We stumbled into camp and told the other men staying there about the vehicle being stuck. You would have thought we’d thrown a hungry dog a bone.

One of them grabbed a chain, and six of them loaded into four-wheel drive vehicles and set out through the inky swamp.

I told Terry, “I was scared. You always said not to be in the swamp after dark.”

“We weren’t in the swamp. We were on the hill.”

“Hill?”

Let me show you the picture again.
Does that look like a hill? I didn’t think so. As my mother used to say, that land was “flatter than a flitter.”

I was mad, but I knew I wasn’t going to stay mad. Here’s why. I can only be mad at Terry for a few minutes, because he has the best pitiful face of anybody I’ve ever known. He used to be called Ted for teddy bear in high school. All he has to do is turn those sad brown eyes to me, and I melt like Jell-O on a Fourth of July picnic.

He’s not even a good apologizer. He’ll break something of mine, and make some comment about someone shouldn’t have left it in such a precarious place. I still can’t stay mad.

I’m really pathetic in that way, and I probably need some sort of help for it. I have many friends who are psychotherapists. Are any of you reading this?

When I get home, I’m going to buy everyone in my family a compass, a whistle, put batteries in the flashlights, and string them all on my family's key chains.

I’m going to have my shoes bronzed, and then I’m writing Lands End a letter and tell them about how I stomped through a swamp with their suede moccasins on. I figure they’ll put me in a catalog or something.

I'm also thankful for the cashmere socks I had on, though I may never get all the briars out of them.

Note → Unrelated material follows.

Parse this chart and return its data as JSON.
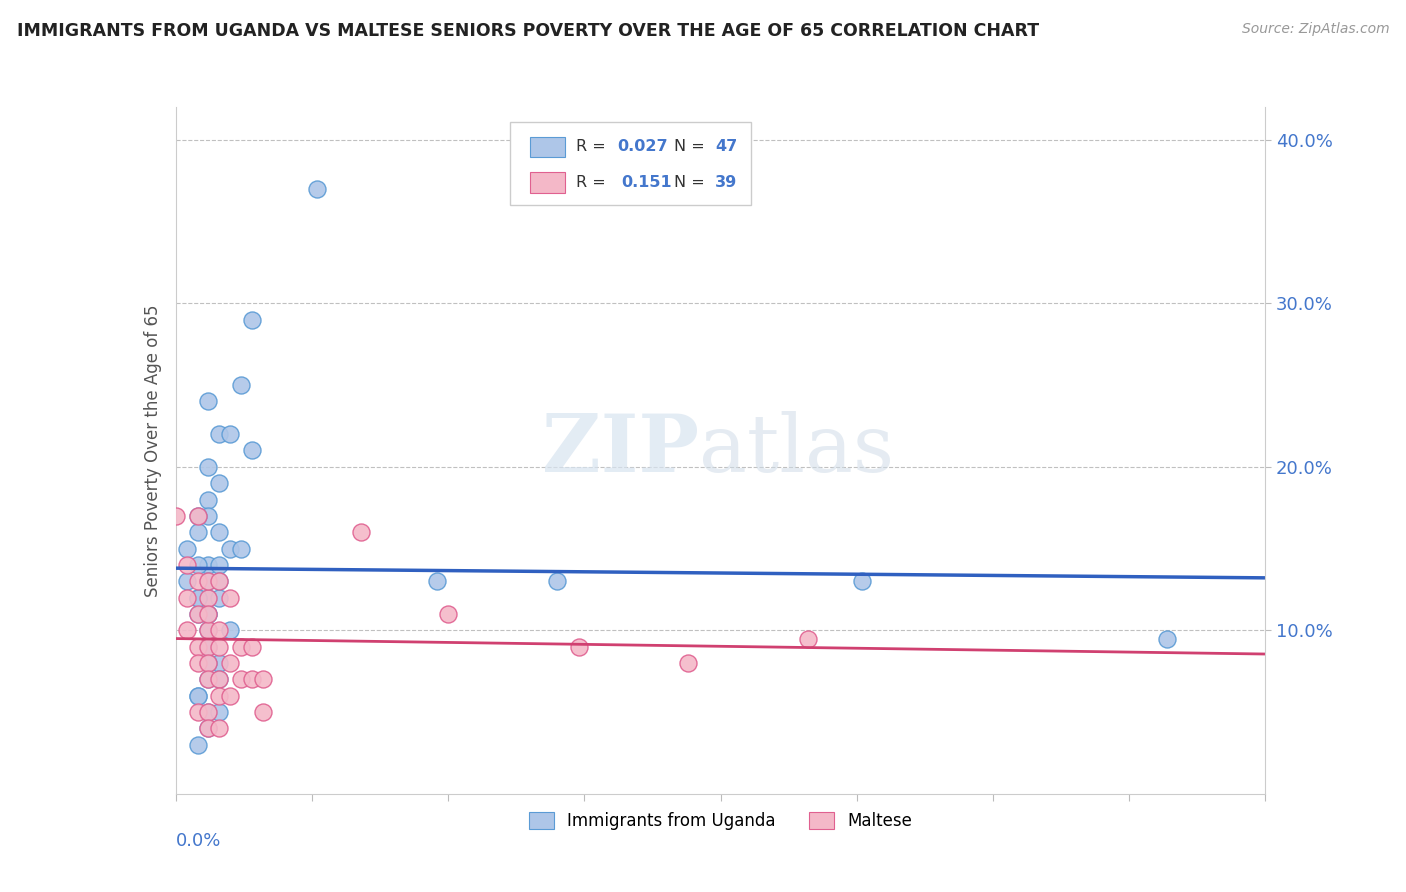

A couple of nights after we returned home, I awoke from a sound sleep calling out, “I don’t know where I am. I don’t know where I am.”

Terry kissed me, held me close in his arms, and whispered in my ear, “You’re home.”

And that my friends, is a perfect example of why I can never stay mad at the man.

In his heart a man plans his course, but the Lord determines his steps (Proverbs 16:9).

He determines the number of the stars and calls them each by name (Psalm 147:4).